CH: I imagine different cultures, different sexes, and people of different socioeconomic levels have different feelings about reproduction and climate change. Some may not even consider it at all. Have you found any patterns in your research? Who’s having these conversations, and who isn’t?

JF: One thing that’s exciting about being in this growing discipline is that a lot of research has been done that has validated and expanded our understanding of these issues. We weren’t sure, demographically, how widely this was felt. Globally, it’s hitting heavier and heavier across any demographic because these are equally held concerns — racially, socioeconomically. It’s experienced broadly but not in the same way because climate arrives in this unequal terrain. Climate is a driver of inequality.

MEK: There are well documented, different expectations between men and women. Anecdotally, we hear women expressing a different anxiety in this — not because they love their children more, but because their social role around motherhood is very different. Particularly women who don’t have children, they’re the subject of mockery, scorn, and disdain. The gender dimension is real and present. We did hear and still hear people fretting about how they will pass on their love to the next generation if they don’t have kids or can’t have kids.

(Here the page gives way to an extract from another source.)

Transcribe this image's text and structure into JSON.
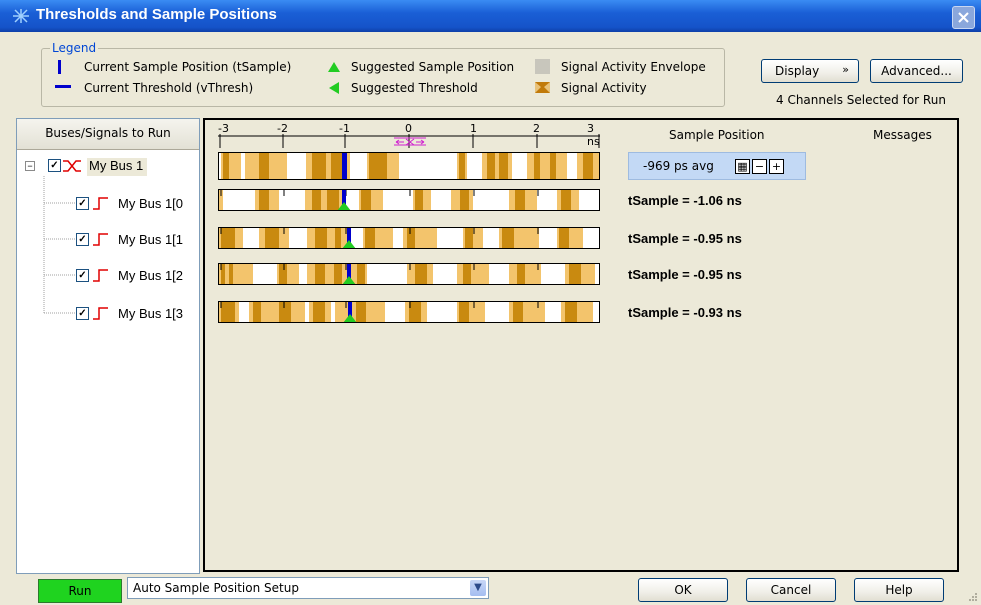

JF: And there’s a certain kind of loneliness among men who aren’t parents. There’s a stigma of men without kids wanting to be around kids.

CH: In the book, you say that overpopulation isn’t a driving contributor to the climate crisis. So what questions should people be asking instead of focusing on their own, individual reproductive choice?

MEK: Why are institutions so wasteful and carbon-intensive? Why is it so carbon intensive to have a kid in this country, to live in this country, and how can we make that less true? By changing the institutions, we make the world safer for everyone’s children. We need to look upwards at levers of change instead of at our own wombs or controlling other people’s bodies.

JF: We culturally accept that women should have fewer babies for the environment. We perceive it as an easier target than telling corporations what to do with their emissions and profits. How can we value the right of reproductive healthcare for everybody? How can we recognize that this is a cultural good?